Taking their name from the Bridge of Weir family home where Ali grew up, fifteen miles west of Glasgow, the newly formed Dohnavúr released their debut album, You Can and You Shall — a joyously diverse collection, full of innovation and brimming with promise.

Just two weeks after its release in March 2020, the pandemic brought the world to a standstill. Resourceful as ever, Ali and Frazer sought out kindred spirits and labels. They found one in Castles in Space, who had put out a call for lockdown recordings for The Isolation Tapes — a release in aid of the Cavell Nurses Trust. Dohnavúr submitted "Surmonter" (French for Overcome), a long, paranoid, snarling mood piece that confused and delighted compiler Colin Morrison in equal measure. It was given pride of place as the opening track in the downloads section of the album, which went on to win Compilation of the Year at the Electronic Sound 2020 Awards.

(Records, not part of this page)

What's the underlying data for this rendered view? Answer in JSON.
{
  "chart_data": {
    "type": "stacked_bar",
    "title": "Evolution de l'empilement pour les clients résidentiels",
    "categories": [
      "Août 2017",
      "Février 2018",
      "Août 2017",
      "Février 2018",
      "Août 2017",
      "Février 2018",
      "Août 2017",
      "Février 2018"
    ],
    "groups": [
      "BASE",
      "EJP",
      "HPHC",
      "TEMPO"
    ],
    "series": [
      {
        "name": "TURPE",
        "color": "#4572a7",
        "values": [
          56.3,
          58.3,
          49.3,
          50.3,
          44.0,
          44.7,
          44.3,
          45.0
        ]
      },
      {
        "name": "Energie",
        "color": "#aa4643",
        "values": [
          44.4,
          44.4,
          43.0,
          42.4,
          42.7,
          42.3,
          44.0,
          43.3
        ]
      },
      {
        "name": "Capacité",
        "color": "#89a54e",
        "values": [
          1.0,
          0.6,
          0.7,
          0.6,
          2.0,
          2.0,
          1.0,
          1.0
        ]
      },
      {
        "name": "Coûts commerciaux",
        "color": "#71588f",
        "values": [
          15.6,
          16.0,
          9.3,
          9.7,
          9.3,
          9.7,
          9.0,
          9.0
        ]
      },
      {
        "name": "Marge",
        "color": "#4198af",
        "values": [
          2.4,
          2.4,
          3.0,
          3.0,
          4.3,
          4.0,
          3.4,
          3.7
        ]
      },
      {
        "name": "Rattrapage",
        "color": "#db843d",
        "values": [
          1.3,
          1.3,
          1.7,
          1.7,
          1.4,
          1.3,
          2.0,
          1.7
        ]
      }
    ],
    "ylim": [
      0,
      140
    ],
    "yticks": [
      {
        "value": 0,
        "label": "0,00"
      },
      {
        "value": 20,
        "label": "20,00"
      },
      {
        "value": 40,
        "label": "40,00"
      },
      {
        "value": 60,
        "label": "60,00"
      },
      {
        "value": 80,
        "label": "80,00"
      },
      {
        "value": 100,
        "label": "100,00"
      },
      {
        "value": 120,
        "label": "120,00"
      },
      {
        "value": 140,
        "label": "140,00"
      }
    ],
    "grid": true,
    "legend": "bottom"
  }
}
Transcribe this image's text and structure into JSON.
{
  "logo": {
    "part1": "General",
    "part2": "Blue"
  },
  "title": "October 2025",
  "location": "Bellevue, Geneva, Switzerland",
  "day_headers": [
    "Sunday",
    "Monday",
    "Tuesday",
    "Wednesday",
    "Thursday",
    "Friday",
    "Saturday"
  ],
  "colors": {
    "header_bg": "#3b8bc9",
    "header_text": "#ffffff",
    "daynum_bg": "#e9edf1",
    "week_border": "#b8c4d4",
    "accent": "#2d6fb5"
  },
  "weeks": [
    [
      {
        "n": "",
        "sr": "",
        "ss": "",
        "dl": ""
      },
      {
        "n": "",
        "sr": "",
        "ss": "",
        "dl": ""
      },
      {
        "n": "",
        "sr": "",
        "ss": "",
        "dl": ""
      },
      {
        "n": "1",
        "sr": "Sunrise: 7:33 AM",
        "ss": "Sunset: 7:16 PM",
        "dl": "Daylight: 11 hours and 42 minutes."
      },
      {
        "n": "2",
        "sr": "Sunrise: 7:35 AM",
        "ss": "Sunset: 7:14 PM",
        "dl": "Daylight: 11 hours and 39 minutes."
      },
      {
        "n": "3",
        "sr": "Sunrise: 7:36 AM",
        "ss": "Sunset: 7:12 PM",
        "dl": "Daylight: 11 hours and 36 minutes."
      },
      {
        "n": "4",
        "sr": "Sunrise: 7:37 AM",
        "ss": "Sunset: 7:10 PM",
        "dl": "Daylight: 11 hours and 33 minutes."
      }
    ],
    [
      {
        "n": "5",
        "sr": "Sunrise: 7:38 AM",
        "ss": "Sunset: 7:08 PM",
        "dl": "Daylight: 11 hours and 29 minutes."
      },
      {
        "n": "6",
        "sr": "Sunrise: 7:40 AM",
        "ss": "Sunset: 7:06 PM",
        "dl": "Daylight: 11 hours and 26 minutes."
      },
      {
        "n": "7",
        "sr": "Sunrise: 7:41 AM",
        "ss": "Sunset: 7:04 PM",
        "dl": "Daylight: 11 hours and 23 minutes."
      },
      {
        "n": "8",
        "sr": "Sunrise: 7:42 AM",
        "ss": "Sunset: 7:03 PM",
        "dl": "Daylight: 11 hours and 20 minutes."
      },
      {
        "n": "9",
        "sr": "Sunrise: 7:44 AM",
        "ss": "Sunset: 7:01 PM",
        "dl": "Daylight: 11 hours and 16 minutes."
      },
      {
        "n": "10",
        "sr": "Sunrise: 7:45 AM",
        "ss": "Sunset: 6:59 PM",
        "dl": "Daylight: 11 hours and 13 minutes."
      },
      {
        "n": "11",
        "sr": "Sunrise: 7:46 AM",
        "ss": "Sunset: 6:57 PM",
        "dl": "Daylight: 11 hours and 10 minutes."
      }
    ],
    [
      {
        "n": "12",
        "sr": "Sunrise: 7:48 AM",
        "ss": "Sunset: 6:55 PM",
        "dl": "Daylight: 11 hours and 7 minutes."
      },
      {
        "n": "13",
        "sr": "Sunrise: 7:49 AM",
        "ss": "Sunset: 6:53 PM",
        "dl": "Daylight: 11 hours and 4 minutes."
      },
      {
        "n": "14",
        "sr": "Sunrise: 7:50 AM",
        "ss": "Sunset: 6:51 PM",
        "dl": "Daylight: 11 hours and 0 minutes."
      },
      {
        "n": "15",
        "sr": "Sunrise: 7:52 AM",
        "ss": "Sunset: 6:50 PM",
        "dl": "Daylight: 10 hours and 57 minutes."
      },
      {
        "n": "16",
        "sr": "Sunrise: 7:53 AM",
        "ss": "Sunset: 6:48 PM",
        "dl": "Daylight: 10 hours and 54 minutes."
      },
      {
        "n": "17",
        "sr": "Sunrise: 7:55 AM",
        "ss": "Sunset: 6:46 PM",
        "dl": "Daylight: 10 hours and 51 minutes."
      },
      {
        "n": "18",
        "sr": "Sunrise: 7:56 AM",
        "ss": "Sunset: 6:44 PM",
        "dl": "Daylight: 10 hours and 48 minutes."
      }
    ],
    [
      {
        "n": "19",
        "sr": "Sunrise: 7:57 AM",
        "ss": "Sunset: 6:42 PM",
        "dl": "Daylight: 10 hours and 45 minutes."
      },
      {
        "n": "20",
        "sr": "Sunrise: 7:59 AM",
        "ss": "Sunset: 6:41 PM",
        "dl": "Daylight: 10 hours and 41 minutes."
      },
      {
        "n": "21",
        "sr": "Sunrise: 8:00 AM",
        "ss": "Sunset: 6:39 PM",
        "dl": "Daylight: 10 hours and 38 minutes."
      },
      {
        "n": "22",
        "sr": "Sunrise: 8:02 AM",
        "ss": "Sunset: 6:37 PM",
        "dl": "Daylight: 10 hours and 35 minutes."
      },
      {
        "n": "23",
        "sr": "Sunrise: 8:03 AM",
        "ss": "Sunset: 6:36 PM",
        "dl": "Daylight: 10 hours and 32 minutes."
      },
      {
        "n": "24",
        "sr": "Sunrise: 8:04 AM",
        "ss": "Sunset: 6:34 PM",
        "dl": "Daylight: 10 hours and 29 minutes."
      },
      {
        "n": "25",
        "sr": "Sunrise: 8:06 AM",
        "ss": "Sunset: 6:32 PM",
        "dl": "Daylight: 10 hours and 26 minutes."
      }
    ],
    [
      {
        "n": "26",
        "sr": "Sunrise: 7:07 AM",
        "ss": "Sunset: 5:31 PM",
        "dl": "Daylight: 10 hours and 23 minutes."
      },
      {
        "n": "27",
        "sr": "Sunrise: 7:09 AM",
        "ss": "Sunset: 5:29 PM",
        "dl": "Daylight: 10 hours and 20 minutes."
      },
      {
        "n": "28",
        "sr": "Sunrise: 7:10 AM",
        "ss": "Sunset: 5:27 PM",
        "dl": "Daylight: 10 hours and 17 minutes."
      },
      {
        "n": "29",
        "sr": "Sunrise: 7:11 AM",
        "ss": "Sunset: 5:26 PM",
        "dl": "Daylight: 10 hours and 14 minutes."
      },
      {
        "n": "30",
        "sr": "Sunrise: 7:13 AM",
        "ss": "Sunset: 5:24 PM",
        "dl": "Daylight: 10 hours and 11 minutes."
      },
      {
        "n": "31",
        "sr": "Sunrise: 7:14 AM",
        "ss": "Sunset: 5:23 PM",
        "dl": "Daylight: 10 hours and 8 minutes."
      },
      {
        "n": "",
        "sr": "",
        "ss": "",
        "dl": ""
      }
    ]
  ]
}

Now, We Owe Each Other Everything continues to redefine the Dohnavúr method. Built once again from a new set of modular creations by Ali, and expertly shaped by Frazer in his Armadale studio, it's an extraordinarily diverse and exciting collection — cohesive yet wide-ranging, this is music that hits you directly in the heart and the solar plexus. It makes you feel things.

Side one opens with the sawtooth resonance of "Flowers in the Barrel", moves through the clattering momentum of "Ready for '91", and arrives at "Make It in Livingston" — a darkly ominous commentary on the new town where Frazer grew up. Side two delivers the haunting beauty of "Acetylene", the cinematic, eighties-inflected uplift of "Powerless", and closes with "Unwavering" — an emotional gut-punch featuring vocals from Emile Wauters (aka Autumna) that once heard will not be forgotten. This is Frazer in excelcis, doing that thing that only this music can do - elation and melancholy hand in hand.

We Owe Each Other Everything is Dohnavúr at their most powerful and assured: two musicians with a singular creative chemistry, making music that is impossible to categorise and impossible to ignore.